Que vous pensiez que le M2 MacBook Air est bon pour les jeux dépend des jeux qui vous intéressent. Avec les titres AAA, il y a des problèmes clairs. Le matériel est largement capable, mais l’écosystème et la limitation l’ont laissé tomber. Trop peu de jeux sont optimisés pour le silicium d’Apple, les performances soutenues sont discutables, et même les annonces WWDC d’Apple remontent à la fin des années 1990, lorsque les utilisateurs de Mac prenaient tout ce qu’ils pouvaient, ce qui signifiait généralement obtenir une poignée de jeux Windows avec des années de retard et pour plus d’argent. .

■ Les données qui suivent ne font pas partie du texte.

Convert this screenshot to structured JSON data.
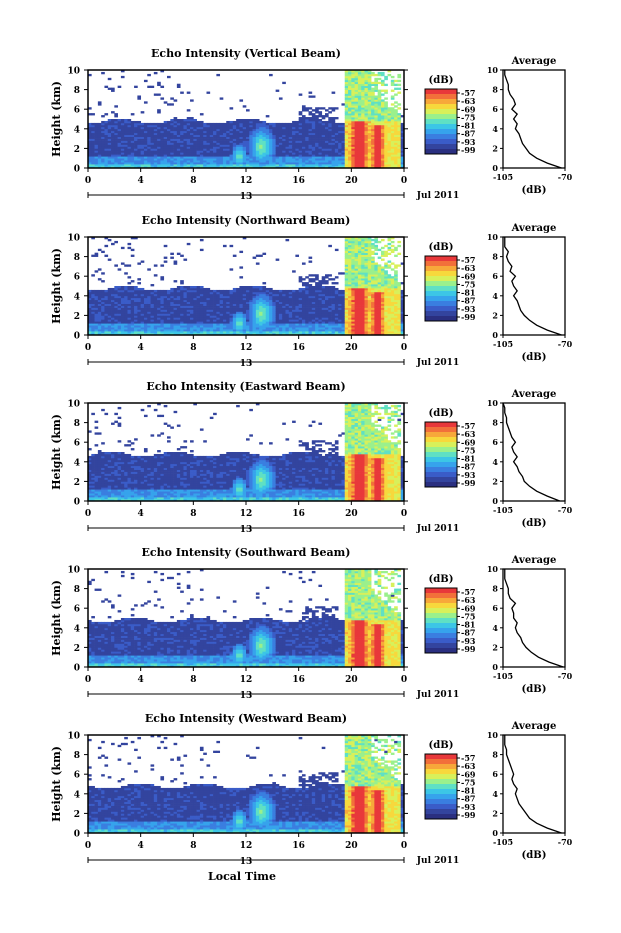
{
  "figure": {
    "xlabel": "Local Time",
    "ylabel": "Height (km)",
    "date_label": "Jul 2011",
    "colorbar_unit": "(dB)",
    "avg_title": "Average",
    "avg_xlabel": "(dB)"
  },
  "colors": {
    "colormap": [
      "#2a2f80",
      "#33449e",
      "#3a5cc8",
      "#3a7ee0",
      "#36a3ec",
      "#3cc6e6",
      "#5fe0c4",
      "#9af08c",
      "#d8f05a",
      "#f7d83c",
      "#f7a83a",
      "#f2703a",
      "#e8383a"
    ],
    "background": "#ffffff",
    "line": "#000000"
  },
  "chart_data": [
    {
      "type": "heatmap",
      "title": "Echo Intensity (Vertical Beam)",
      "xlabel": "",
      "ylabel": "Height (km)",
      "x_ticks": [
        "0",
        "4",
        "8",
        "12",
        "16",
        "20",
        "0"
      ],
      "sub_tick_label": "13",
      "y_ticks": [
        "0",
        "2",
        "4",
        "6",
        "8",
        "10"
      ],
      "xlim": [
        0,
        24
      ],
      "ylim": [
        0,
        10
      ],
      "colorbar": {
        "label": "(dB)",
        "ticks": [
          "-57",
          "-63",
          "-69",
          "-75",
          "-81",
          "-87",
          "-93",
          "-99"
        ],
        "range": [
          -99,
          -57
        ]
      },
      "seed": 11,
      "average_profile": {
        "title": "Average",
        "xlabel": "(dB)",
        "x_ticks": [
          "-105",
          "-70"
        ],
        "xlim": [
          -105,
          -70
        ],
        "y_ticks": [
          "0",
          "2",
          "4",
          "6",
          "8",
          "10"
        ],
        "height": [
          0,
          0.5,
          1,
          1.5,
          2,
          2.5,
          3,
          3.5,
          4,
          4.5,
          5,
          5.5,
          6,
          6.5,
          7,
          7.5,
          8,
          8.5,
          9,
          9.5,
          10
        ],
        "db": [
          -72,
          -80,
          -86,
          -90,
          -92,
          -94,
          -95,
          -96,
          -98,
          -97,
          -99,
          -97,
          -100,
          -98,
          -99,
          -101,
          -102,
          -102,
          -103,
          -104,
          -104
        ]
      }
    },
    {
      "type": "heatmap",
      "title": "Echo Intensity (Northward Beam)",
      "xlabel": "",
      "ylabel": "Height (km)",
      "x_ticks": [
        "0",
        "4",
        "8",
        "12",
        "16",
        "20",
        "0"
      ],
      "sub_tick_label": "13",
      "y_ticks": [
        "0",
        "2",
        "4",
        "6",
        "8",
        "10"
      ],
      "xlim": [
        0,
        24
      ],
      "ylim": [
        0,
        10
      ],
      "colorbar": {
        "label": "(dB)",
        "ticks": [
          "-57",
          "-63",
          "-69",
          "-75",
          "-81",
          "-87",
          "-93",
          "-99"
        ],
        "range": [
          -99,
          -57
        ]
      },
      "seed": 23,
      "average_profile": {
        "title": "Average",
        "xlabel": "(dB)",
        "x_ticks": [
          "-105",
          "-70"
        ],
        "xlim": [
          -105,
          -70
        ],
        "y_ticks": [
          "0",
          "2",
          "4",
          "6",
          "8",
          "10"
        ],
        "height": [
          0,
          0.5,
          1,
          1.5,
          2,
          2.5,
          3,
          3.5,
          4,
          4.5,
          5,
          5.5,
          6,
          6.5,
          7,
          7.5,
          8,
          8.5,
          9,
          9.5,
          10
        ],
        "db": [
          -72,
          -80,
          -86,
          -90,
          -93,
          -95,
          -96,
          -97,
          -99,
          -97,
          -99,
          -100,
          -98,
          -101,
          -100,
          -102,
          -103,
          -102,
          -104,
          -104,
          -104
        ]
      }
    },
    {
      "type": "heatmap",
      "title": "Echo Intensity (Eastward Beam)",
      "xlabel": "",
      "ylabel": "Height (km)",
      "x_ticks": [
        "0",
        "4",
        "8",
        "12",
        "16",
        "20",
        "0"
      ],
      "sub_tick_label": "13",
      "y_ticks": [
        "0",
        "2",
        "4",
        "6",
        "8",
        "10"
      ],
      "xlim": [
        0,
        24
      ],
      "ylim": [
        0,
        10
      ],
      "colorbar": {
        "label": "(dB)",
        "ticks": [
          "-57",
          "-63",
          "-69",
          "-75",
          "-81",
          "-87",
          "-93",
          "-99"
        ],
        "range": [
          -99,
          -57
        ]
      },
      "seed": 37,
      "average_profile": {
        "title": "Average",
        "xlabel": "(dB)",
        "x_ticks": [
          "-105",
          "-70"
        ],
        "xlim": [
          -105,
          -70
        ],
        "y_ticks": [
          "0",
          "2",
          "4",
          "6",
          "8",
          "10"
        ],
        "height": [
          0,
          0.5,
          1,
          1.5,
          2,
          2.5,
          3,
          3.5,
          4,
          4.5,
          5,
          5.5,
          6,
          6.5,
          7,
          7.5,
          8,
          8.5,
          9,
          9.5,
          10
        ],
        "db": [
          -73,
          -80,
          -86,
          -90,
          -93,
          -94,
          -96,
          -97,
          -99,
          -97,
          -99,
          -100,
          -98,
          -100,
          -101,
          -102,
          -103,
          -103,
          -104,
          -104,
          -105
        ]
      }
    },
    {
      "type": "heatmap",
      "title": "Echo Intensity (Southward Beam)",
      "xlabel": "",
      "ylabel": "Height (km)",
      "x_ticks": [
        "0",
        "4",
        "8",
        "12",
        "16",
        "20",
        "0"
      ],
      "sub_tick_label": "13",
      "y_ticks": [
        "0",
        "2",
        "4",
        "6",
        "8",
        "10"
      ],
      "xlim": [
        0,
        24
      ],
      "ylim": [
        0,
        10
      ],
      "colorbar": {
        "label": "(dB)",
        "ticks": [
          "-57",
          "-63",
          "-69",
          "-75",
          "-81",
          "-87",
          "-93",
          "-99"
        ],
        "range": [
          -99,
          -57
        ]
      },
      "seed": 41,
      "average_profile": {
        "title": "Average",
        "xlabel": "(dB)",
        "x_ticks": [
          "-105",
          "-70"
        ],
        "xlim": [
          -105,
          -70
        ],
        "y_ticks": [
          "0",
          "2",
          "4",
          "6",
          "8",
          "10"
        ],
        "height": [
          0,
          0.5,
          1,
          1.5,
          2,
          2.5,
          3,
          3.5,
          4,
          4.5,
          5,
          5.5,
          6,
          6.5,
          7,
          7.5,
          8,
          8.5,
          9,
          9.5,
          10
        ],
        "db": [
          -71,
          -79,
          -85,
          -89,
          -92,
          -94,
          -95,
          -97,
          -98,
          -97,
          -99,
          -99,
          -100,
          -98,
          -101,
          -102,
          -102,
          -103,
          -104,
          -104,
          -104
        ]
      }
    },
    {
      "type": "heatmap",
      "title": "Echo Intensity (Westward Beam)",
      "xlabel": "Local Time",
      "ylabel": "Height (km)",
      "x_ticks": [
        "0",
        "4",
        "8",
        "12",
        "16",
        "20",
        "0"
      ],
      "sub_tick_label": "13",
      "y_ticks": [
        "0",
        "2",
        "4",
        "6",
        "8",
        "10"
      ],
      "xlim": [
        0,
        24
      ],
      "ylim": [
        0,
        10
      ],
      "colorbar": {
        "label": "(dB)",
        "ticks": [
          "-57",
          "-63",
          "-69",
          "-75",
          "-81",
          "-87",
          "-93",
          "-99"
        ],
        "range": [
          -99,
          -57
        ]
      },
      "seed": 53,
      "average_profile": {
        "title": "Average",
        "xlabel": "(dB)",
        "x_ticks": [
          "-105",
          "-70"
        ],
        "xlim": [
          -105,
          -70
        ],
        "y_ticks": [
          "0",
          "2",
          "4",
          "6",
          "8",
          "10"
        ],
        "height": [
          0,
          0.5,
          1,
          1.5,
          2,
          2.5,
          3,
          3.5,
          4,
          4.5,
          5,
          5.5,
          6,
          6.5,
          7,
          7.5,
          8,
          8.5,
          9,
          9.5,
          10
        ],
        "db": [
          -72,
          -80,
          -86,
          -90,
          -92,
          -94,
          -96,
          -97,
          -98,
          -97,
          -99,
          -100,
          -99,
          -100,
          -101,
          -102,
          -103,
          -103,
          -104,
          -104,
          -104
        ]
      }
    }
  ]
}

En parlant d’argent, pour le prix d’un M2 Air, vous pourriez acheter un PC plus adapté aux jeux. Donc, acheter un Air principalement pour les jeux serait un choix étrange. Et si vous exigez plus de puissance brute et envisagez de passer d’une machine M2 Air à une machine M1 Pro ou M1 Max, la seule différence de prix vous rapportera une PS5, Xbox ou Steam Deck. N’importe lequel de ceux-ci serait plus approprié pour les jeux AAA.

OpenEmu

Apple via Craig Grannell

Mais malgré ce que les obsédés du jeu pourraient prétendre, les titres AAA n’englobent pas tous les jeux, et un MacBook Air M2, comme nous l’avons montré, prend en charge de nombreux titres amusants. Donc, si vous voulez juste jouer à un jeu étrange pour vous détendre, profiter d’un tarif décontracté ou du streaming, ou si vous n’êtes pas trop pointilleux en ce qui concerne les jeux AAA, l’Air vous servira. Et si vous aimez les jeux classiques, OpenEmu reste le système d’émulation le plus raffiné et le plus convivial sur le bureau.

François Zipponi
Je suis François Zipponi, éditorialiste pour le site 10-raisons.fr. J'ai commencé ma carrière de journaliste en 2004, et j'ai travaillé pour plusieurs médias français, dont le Monde et Libération. En 2016, j'ai rejoint 10-raisons.fr, un site innovant proposant des articles sous la forme « 10 raisons de... ». En tant qu'éditorialiste, je me suis engagé à fournir un contenu original et pertinent, abordant des sujets variés tels que la politique, l'économie, les sciences, l'histoire, etc. Je m'efforce de toujours traiter les sujets de façon objective et impartiale. Mes articles sont régulièrement partagés sur les réseaux sociaux et j'interviens dans des conférences et des tables rondes autour des thèmes abordés sur 10-raisons.fr.